Dive Brief:
- The Santa Clara Valley Transportation Authority in California has selected Reston, Virginia-based Bechtel to provide construction management services for the Bay Area Rapid Transit's Silicon Valley Phase II extension, according to a news release from the contractor. The cost of Bechtel’s contract is $490 million, per San Jose Inside.
- BART's Phase II consists of a 6-mile extension with four new stations and nearly 6 miles of tunnel, linking San Jose-area riders to the rest of the system, the release said. Bechtel will start work on the 10-year project and begin overseeing construction later this year.

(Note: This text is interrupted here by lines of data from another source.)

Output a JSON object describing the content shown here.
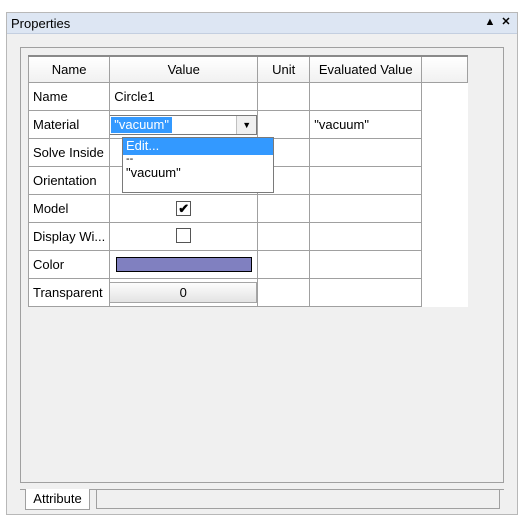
{
  "panel": {
    "title": "Properties",
    "pin_icon": "pin-icon",
    "close_icon": "close-icon"
  },
  "columns": {
    "name": "Name",
    "value": "Value",
    "unit": "Unit",
    "evaluated": "Evaluated Value"
  },
  "rows": {
    "name": {
      "name": "Name",
      "value": "Circle1"
    },
    "material": {
      "name": "Material",
      "value": "\"vacuum\"",
      "evaluated": "\"vacuum\""
    },
    "solve_inside": {
      "name": "Solve Inside"
    },
    "orientation": {
      "name": "Orientation"
    },
    "model": {
      "name": "Model",
      "checked": true
    },
    "display_wireframe": {
      "name": "Display Wi...",
      "checked": false
    },
    "color": {
      "name": "Color",
      "swatch_color": "#8080c0"
    },
    "transparent": {
      "name": "Transparent",
      "value": "0"
    }
  },
  "material_dropdown": {
    "options": [
      "Edit...",
      "--",
      "\"vacuum\""
    ],
    "highlighted": "Edit..."
  },
  "tabs": {
    "attribute": "Attribute"
  },
  "colors": {
    "selection": "#3399ff",
    "titlebar": "#dde6f3"
  }
}
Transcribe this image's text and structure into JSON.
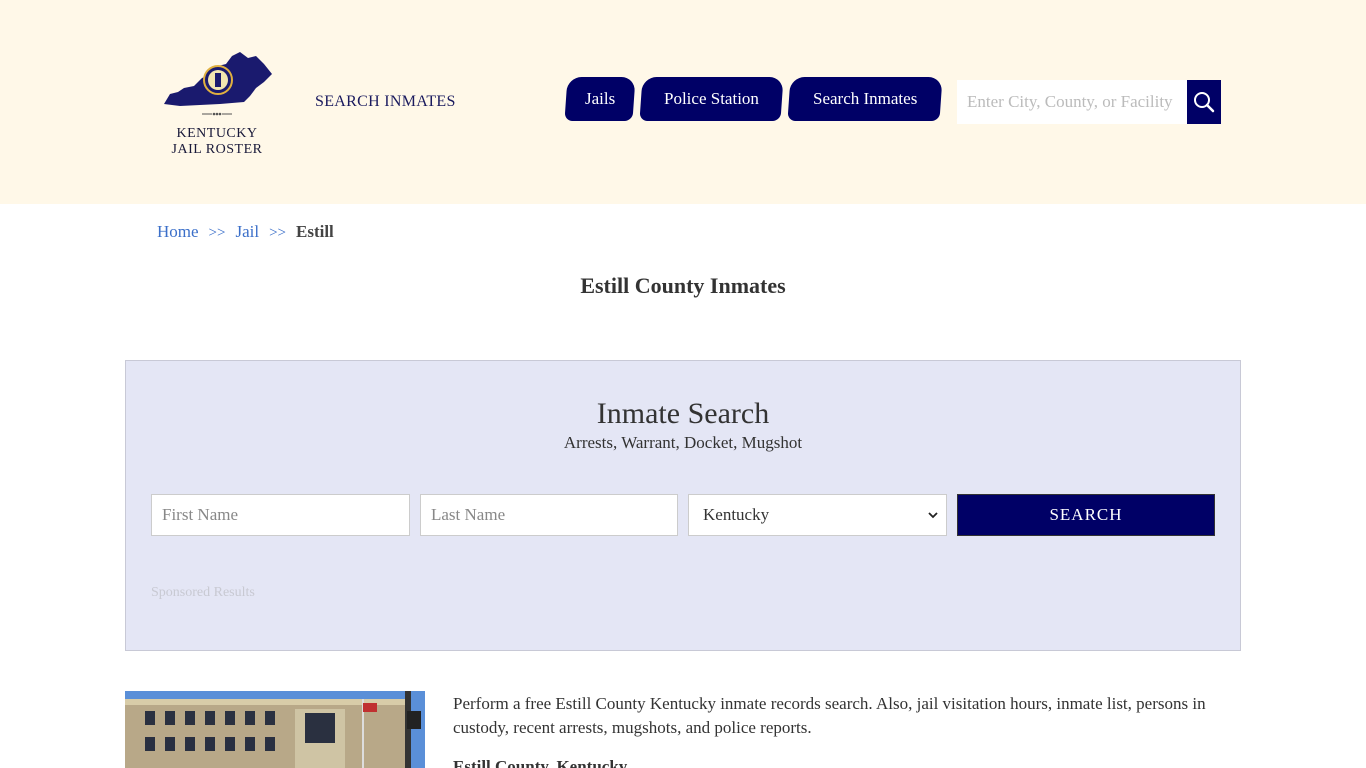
{
  "header": {
    "logo_line1": "KENTUCKY",
    "logo_line2": "JAIL ROSTER",
    "search_link": "SEARCH INMATES",
    "nav": [
      {
        "label": "Jails"
      },
      {
        "label": "Police Station"
      },
      {
        "label": "Search Inmates"
      }
    ],
    "search_placeholder": "Enter City, County, or Facility"
  },
  "breadcrumb": {
    "home": "Home",
    "sep": ">>",
    "jail": "Jail",
    "current": "Estill"
  },
  "page_title": "Estill County Inmates",
  "search_panel": {
    "title": "Inmate Search",
    "subtitle": "Arrests, Warrant, Docket, Mugshot",
    "first_name_placeholder": "First Name",
    "last_name_placeholder": "Last Name",
    "state_selected": "Kentucky",
    "submit_label": "SEARCH",
    "sponsored": "Sponsored Results"
  },
  "content": {
    "intro": "Perform a free Estill County Kentucky inmate records search. Also, jail visitation hours, inmate list, persons in custody, recent arrests, mugshots, and police reports.",
    "sub_heading": "Estill County, Kentucky"
  },
  "colors": {
    "header_bg": "#fff8e8",
    "navy": "#000066",
    "panel_bg": "#e4e6f5",
    "link": "#3b6fc9"
  }
}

- The new rail line will be the largest single public infrastructure project ever constructed in Santa Clara County, according to the release, and will connect North San Jose and Santa Clara with the Bay Area's BART transportation system.
Dive Insight:
In total, the project will cost $12.8 billion, according to the San Jose Spotlight. The price tag is a far cry from the original figure of $4.7 billion in 2014, KQED reported.
This isn’t Bechtel’s first time working on the line — in the 1960s, the contractor led the design and construction of the original BART system as part of a joint venture known as Parsons-Brinkerhoff-Tudor-Bechtel, according to the transit agency.
The other firms were Parsons-Brinckerhoff-Quade & Douglas of New York City, which created the original BART transportation plan, and Tudor Engineering Co. of San Francisco, per the agency.
Later, Bechtel oversaw the engineering and construction of Phase I of BART’s Silicon Valley Line, which first welcomed passengers in 2020, per the release. By 2040, the contractor estimates that the transit system will carry nearly 55,000 passengers each weekday.
The massive expansion is just one of many major infrastructure projects that are underway across the U.S., and builders are optimistic about the future of the sector, despite a drop in spending in the transit vertical.
“Passenger rail and light rail is something that has not [historically] seen significant funding, so we are seeing those projects move forward,” Marsia Geldert-Murphey, president of the American Society of Civil Engineers, told Construction Dive earlier this year.